Surfactin is a cyclic lipopeptide produced by Bacillus spp., consisting of a β-hydroxy fatty acid and a heptapeptide synthesized by non-ribosomal peptide synthetases. Surfactin congeners (A, B, and C) differ in amino acid substitutions, with Leu7 in surfactin A replaced by Val in B and Ile in C. Our LC-MS analysis revealed that the elution profiles of surfactin-producing strains could be classified into two distinct patterns under identical culture conditions, corresponding to surfactin A and C production. This suggests that endogenous factors influence surfactin production. Therefore, we aimed to identify the genetic factor that regulates surfactin congener production. The srfA operon for surfactin A biosynthesis in B. subtilis, composed of four open reading frames (ORFs), is srfAABCD. Comparative genomic analysis between the B. subtilis JCM 1465 srfA operon and the TUA12 surfactin biosynthesis genes examined in this study revealed that the operon responsible for surfactin A biosynthesis is distinct, exhibiting 68.7%, 69.2%, 84.7%, and 67.4% homology with the four ORFs, respectively. Similarly, the operon for Ptrs2 surfactin C biosynthesis showed 68.7%, 69.2%, 64.4%, and 67.1% homology. These differences indicate that the identified surfactin A and C biosynthetic operons are novel genetic variants.

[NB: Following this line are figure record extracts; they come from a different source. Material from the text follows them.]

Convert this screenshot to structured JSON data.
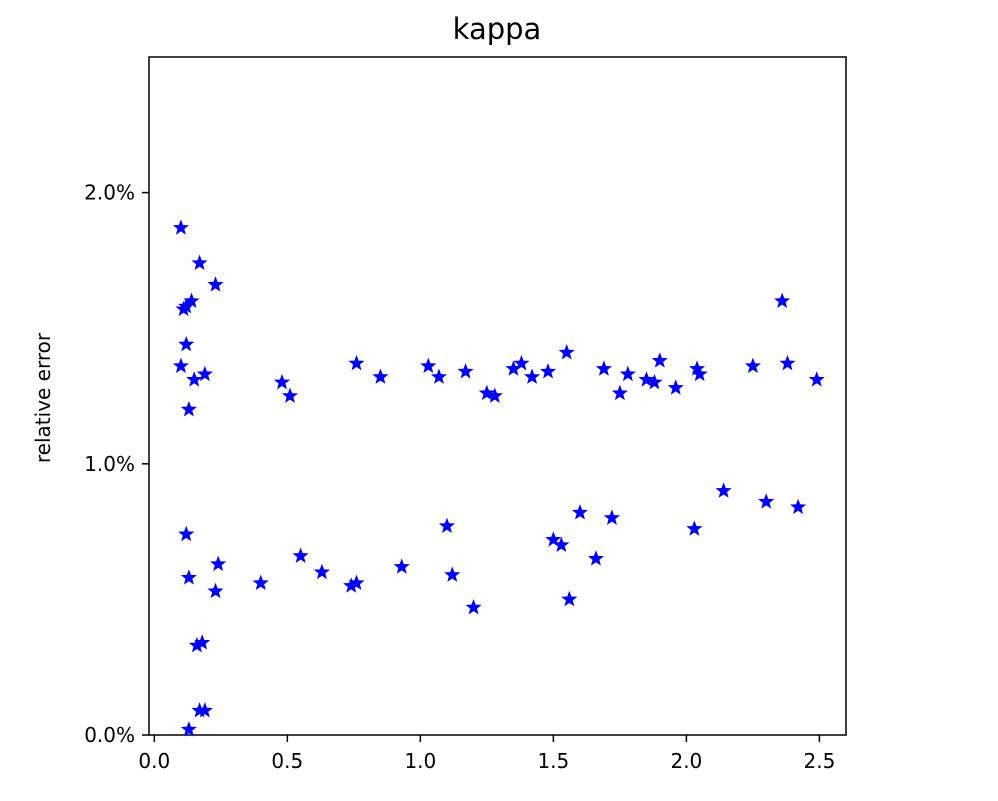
{
  "chart_data": {
    "type": "scatter",
    "title": "kappa",
    "xlabel": "",
    "ylabel": "relative error",
    "xlim": [
      -0.02,
      2.6
    ],
    "ylim": [
      0.0,
      0.025
    ],
    "x_ticks": [
      0.0,
      0.5,
      1.0,
      1.5,
      2.0,
      2.5
    ],
    "x_tick_labels": [
      "0.0",
      "0.5",
      "1.0",
      "1.5",
      "2.0",
      "2.5"
    ],
    "y_ticks": [
      0.0,
      0.01,
      0.02
    ],
    "y_tick_labels": [
      "0.0%",
      "1.0%",
      "2.0%"
    ],
    "grid": false,
    "marker": "star",
    "marker_color": "#0000ff",
    "series": [
      {
        "x": [
          0.1,
          0.11,
          0.12,
          0.14,
          0.17,
          0.23,
          0.12,
          0.13,
          0.1,
          0.15,
          0.19,
          0.13,
          0.16,
          0.18,
          0.17,
          0.19,
          0.13,
          0.24,
          0.23,
          0.12,
          0.4,
          0.55,
          0.63,
          0.74,
          0.76,
          0.48,
          0.51,
          0.76,
          0.85,
          0.93,
          1.12,
          1.2,
          1.03,
          1.07,
          1.17,
          1.25,
          1.35,
          1.48,
          1.55,
          1.42,
          1.5,
          1.56,
          1.53,
          1.66,
          1.69,
          1.72,
          1.78,
          1.9,
          1.85,
          2.03,
          2.04,
          2.14,
          2.25,
          2.36,
          2.38,
          2.42,
          2.3,
          2.49,
          1.88,
          1.96,
          2.05,
          1.75,
          1.6,
          1.38,
          1.28,
          1.1
        ],
        "y": [
          0.0187,
          0.0157,
          0.0158,
          0.016,
          0.0174,
          0.0166,
          0.0144,
          0.012,
          0.0136,
          0.0131,
          0.0133,
          0.0058,
          0.0033,
          0.0034,
          0.0009,
          0.0009,
          0.0002,
          0.0063,
          0.0053,
          0.0074,
          0.0056,
          0.0066,
          0.006,
          0.0055,
          0.0137,
          0.013,
          0.0125,
          0.0056,
          0.0132,
          0.0062,
          0.0059,
          0.0047,
          0.0136,
          0.0132,
          0.0134,
          0.0126,
          0.0135,
          0.0134,
          0.0141,
          0.0132,
          0.0072,
          0.005,
          0.007,
          0.0065,
          0.0135,
          0.008,
          0.0133,
          0.0138,
          0.0131,
          0.0076,
          0.0135,
          0.009,
          0.0136,
          0.016,
          0.0137,
          0.0084,
          0.0086,
          0.0131,
          0.013,
          0.0128,
          0.0133,
          0.0126,
          0.0082,
          0.0137,
          0.0125,
          0.0077
        ]
      }
    ]
  }
}
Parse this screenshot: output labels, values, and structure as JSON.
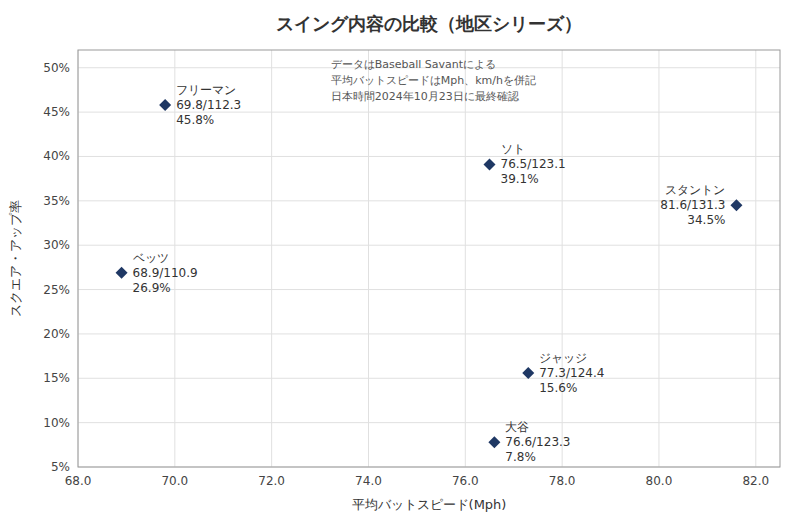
{
  "chart_data": {
    "type": "scatter",
    "title": "スイング内容の比較（地区シリーズ）",
    "xlabel": "平均バットスピード(Mph)",
    "ylabel": "スクエア・アップ率",
    "annotation": "データはBaseball Savantによる\n平均バットスピードはMph、km/hを併記\n日本時間2024年10月23日に最終確認",
    "names": [
      "フリーマン",
      "ベッツ",
      "ソト",
      "大谷",
      "ジャッジ",
      "スタントン"
    ],
    "x": [
      69.8,
      68.9,
      76.5,
      76.6,
      77.3,
      81.6
    ],
    "values": [
      0.458,
      0.269,
      0.391,
      0.078,
      0.156,
      0.345
    ],
    "x_labels": [
      "69.8/112.3",
      "68.9/110.9",
      "76.5/123.1",
      "76.6/123.3",
      "77.3/124.4",
      "81.6/131.3"
    ],
    "value_labels": [
      "45.8%",
      "26.9%",
      "39.1%",
      "7.8%",
      "15.6%",
      "34.5%"
    ],
    "data_labels": true,
    "color": "#1f3864",
    "marker": "diamond",
    "xlim": [
      68.0,
      82.5
    ],
    "ylim": [
      0.05,
      0.52
    ],
    "xticks": [
      {
        "value": 68.0,
        "label": "68.0"
      },
      {
        "value": 70.0,
        "label": "70.0"
      },
      {
        "value": 72.0,
        "label": "72.0"
      },
      {
        "value": 74.0,
        "label": "74.0"
      },
      {
        "value": 76.0,
        "label": "76.0"
      },
      {
        "value": 78.0,
        "label": "78.0"
      },
      {
        "value": 80.0,
        "label": "80.0"
      },
      {
        "value": 82.0,
        "label": "82.0"
      }
    ],
    "yticks": [
      {
        "value": 0.05,
        "label": "5%"
      },
      {
        "value": 0.1,
        "label": "10%"
      },
      {
        "value": 0.15,
        "label": "15%"
      },
      {
        "value": 0.2,
        "label": "20%"
      },
      {
        "value": 0.25,
        "label": "25%"
      },
      {
        "value": 0.3,
        "label": "30%"
      },
      {
        "value": 0.35,
        "label": "35%"
      },
      {
        "value": 0.4,
        "label": "40%"
      },
      {
        "value": 0.45,
        "label": "45%"
      },
      {
        "value": 0.5,
        "label": "50%"
      }
    ],
    "grid": true
  }
}
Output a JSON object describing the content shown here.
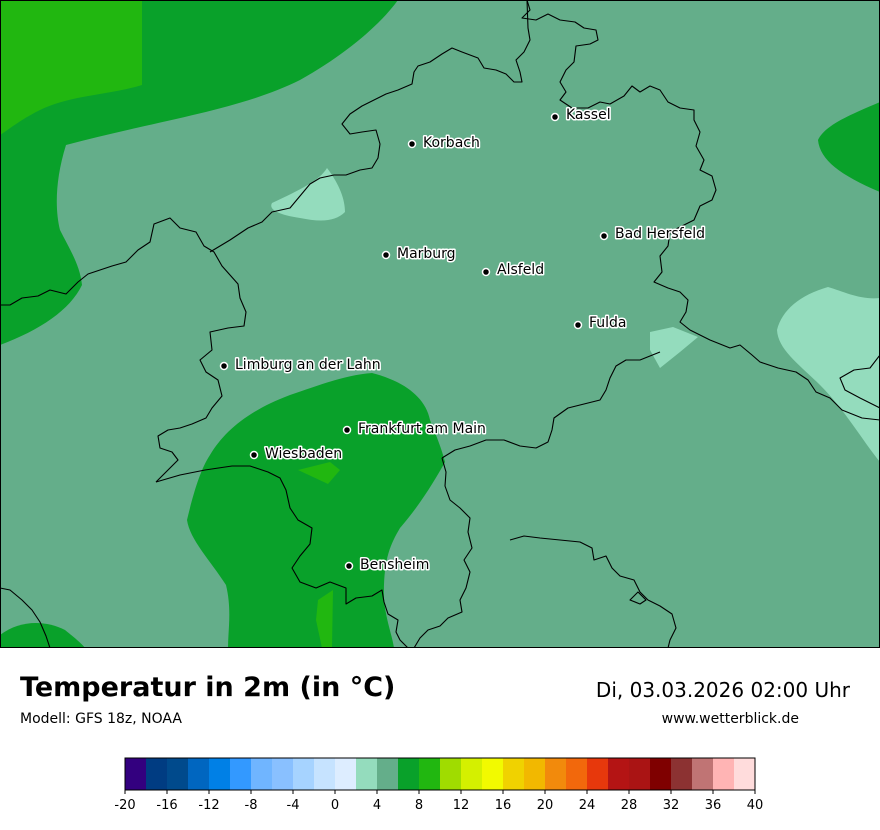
{
  "header": {
    "title": "Temperatur in 2m (in °C)",
    "model": "Modell: GFS 18z, NOAA",
    "datetime": "Di, 03.03.2026 02:00 Uhr",
    "website": "www.wetterblick.de"
  },
  "cities": [
    {
      "name": "Kassel"
    },
    {
      "name": "Korbach"
    },
    {
      "name": "Bad Hersfeld"
    },
    {
      "name": "Marburg"
    },
    {
      "name": "Alsfeld"
    },
    {
      "name": "Fulda"
    },
    {
      "name": "Limburg an der Lahn"
    },
    {
      "name": "Frankfurt am Main"
    },
    {
      "name": "Wiesbaden"
    },
    {
      "name": "Bensheim"
    }
  ],
  "legend": {
    "unit": "°C",
    "min": -20,
    "max": 40,
    "step": 2,
    "tick_labels": [
      "-20",
      "-16",
      "-12",
      "-8",
      "-4",
      "0",
      "4",
      "8",
      "12",
      "16",
      "20",
      "24",
      "28",
      "32",
      "36",
      "40"
    ],
    "colors": [
      "#33007f",
      "#003c82",
      "#004a8c",
      "#0066c0",
      "#0080e6",
      "#3399ff",
      "#70b5ff",
      "#89c0ff",
      "#a6d3ff",
      "#c6e3ff",
      "#ddedff",
      "#94dcbd",
      "#64ae8a",
      "#09a12a",
      "#21b710",
      "#a0dc00",
      "#d4f000",
      "#f2fa00",
      "#f0d200",
      "#f2b800",
      "#f28a0c",
      "#f2680c",
      "#e7380c",
      "#b41414",
      "#aa1414",
      "#7f0000",
      "#8c3232",
      "#c07474",
      "#ffb4b4",
      "#ffdcdc"
    ]
  },
  "map_colors": {
    "c4_6": "#64ae8a",
    "c6_8": "#09a12a",
    "c8_10": "#21b710",
    "c2_4": "#94dcbd",
    "border": "#000000"
  }
}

Further analysis identified the adenylation domain responsible for selecting Ile7 in surfactin C via domain substitution in a surfactin A-producing strain. Average nucleotide identity analysis showed that the surfactin A and C operons were found in B. velezensis and B. amyloliquefaciens, respectively. Our findings suggest that surfactin congener production is species-dependent, with the srf operon specifically distributed in Bacillus spp.